In his book, Pauling next asked the question, why didn’t all mammals and birds lose the ability to synthesize vitamin C the way that they lost the ability to synthesize thiamine? Pauling theorized that the change likely occurred in the guinea pig and the Indian fruit-eating bat independently of the common precursor of the primates, due to an abundance of vitamin C in their diets. The fact that the majority of animals possess the ability to synthesize vitamin C indicates that there is not sufficient vitamin C in their dietary environment for them to obtain the vitamin solely from their nutrition intake.  To Pauling, this also suggested the existence of a deficiency of ascorbic acid in the human diet.

Dr. Irwin Stone, a biochemist in Staten Island, New York, was the person responsible for sparking Linus Pauling’s interest in vitamin C. Dr. Stone, a leader in the ascorbic acid field at the time, sent a letter to Pauling in 1966 informing him of a high-level ascorbic acid regimen that he had been developing over the past three decades, which Pauling and his wife began to follow. Stone believed that humans need between 3 and 5 grams of vitamin C per day, reinforcing this claim by citing the British researcher G. H. Bourne’s evidence that gorillas ingest about 4.5 g of ascorbic acid per day.

Gorillas, like humans, do not synthesize vitamin C, and so need to obtain it from their diet. In 1949 Bourne pointed out that before the development of agriculture, humans lived mainly off of raw, green plants with little meat; a diet similar to that of the modern gorilla. Bourne concluded that

it may be possible, therefore, that when we are arguing whether 7 or 30 mg of vitamin C a day is an adequate intake we may be very wide of the mark. Perhaps we should be arguing whether 1 g or 2 g a day is the correct amount.

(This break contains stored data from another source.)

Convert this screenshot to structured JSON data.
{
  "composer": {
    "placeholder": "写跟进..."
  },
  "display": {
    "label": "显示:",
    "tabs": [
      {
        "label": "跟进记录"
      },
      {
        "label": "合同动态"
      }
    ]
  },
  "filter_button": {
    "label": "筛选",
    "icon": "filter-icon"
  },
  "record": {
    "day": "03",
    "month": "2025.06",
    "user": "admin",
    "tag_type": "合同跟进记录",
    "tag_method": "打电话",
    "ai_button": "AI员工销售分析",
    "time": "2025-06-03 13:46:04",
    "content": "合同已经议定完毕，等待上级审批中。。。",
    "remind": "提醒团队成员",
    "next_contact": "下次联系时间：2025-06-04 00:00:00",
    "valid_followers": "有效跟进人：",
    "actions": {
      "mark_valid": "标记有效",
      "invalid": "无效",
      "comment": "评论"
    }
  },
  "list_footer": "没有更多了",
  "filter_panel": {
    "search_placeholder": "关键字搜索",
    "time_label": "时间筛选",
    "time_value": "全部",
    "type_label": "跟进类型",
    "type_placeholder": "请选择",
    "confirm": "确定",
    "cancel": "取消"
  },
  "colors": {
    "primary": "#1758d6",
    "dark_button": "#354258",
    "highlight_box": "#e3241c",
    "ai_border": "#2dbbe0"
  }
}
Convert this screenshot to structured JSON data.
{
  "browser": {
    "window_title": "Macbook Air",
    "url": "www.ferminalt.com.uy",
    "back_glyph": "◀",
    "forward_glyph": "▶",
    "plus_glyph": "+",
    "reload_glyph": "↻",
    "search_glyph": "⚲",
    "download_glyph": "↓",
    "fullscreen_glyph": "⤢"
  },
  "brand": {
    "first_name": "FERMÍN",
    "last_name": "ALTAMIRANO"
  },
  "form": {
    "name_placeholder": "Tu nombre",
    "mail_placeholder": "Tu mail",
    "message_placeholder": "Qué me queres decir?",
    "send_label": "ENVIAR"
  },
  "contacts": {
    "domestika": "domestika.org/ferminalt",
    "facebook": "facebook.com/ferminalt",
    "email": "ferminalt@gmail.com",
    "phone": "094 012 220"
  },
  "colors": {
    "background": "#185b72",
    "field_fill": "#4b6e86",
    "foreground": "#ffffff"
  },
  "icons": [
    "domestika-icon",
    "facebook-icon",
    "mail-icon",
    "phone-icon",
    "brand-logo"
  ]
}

Irwin Stone also took into consideration the amount of ascorbic acid that other animals, such as rats, manufacture. The rat synthesizes vitamin C at a rate of between 26 mg and 58 mg per day per kilogram of body weight. If the same rate of manufacture were applied to humans, a person weighing 70 kg (154 lbs) would need to ingest between 1.8 g and 4.1 g of ascorbic acid per day.

From there, Pauling verified the amounts of various vitamins contained in 110 different raw fruits and vegetables corresponding to a diet of 2,500 kilocalories per day, and found that “for most vitamins this amount is about three times the daily allowance recommended by the Food and Nutrition Board.” For ascorbic acid, the difference was much more drastic: the average amount of ascorbic acid in a day’s ration of the 110 raw foods was 2.3 g, which was about 42 times the recommended amount. Pauling argued that

If the need for ascorbic acid were really as small as the daily allowance recommended by the Food and Nutrition Board the mutation would surely have occurred 500 million years ago, and dogs, cows, pigs, horses, and other animals would be obtaining ascorbic acid from their food, instead of manufacturing it in their own liver cells.

Pauling found that the average ascorbic acid content for the fourteen most vitamin C-rich plant foods is 9.4 g per 2,500 kilocalories, leading him to the conclusion that the optimum daily vitamin C intake for an adult human being is between 2.3 g and 9 g – quantities in line with what he saw as existing in the natural diet of the human lineage and numbers far beyond the recommendations issued government nutritional authorities, then or now.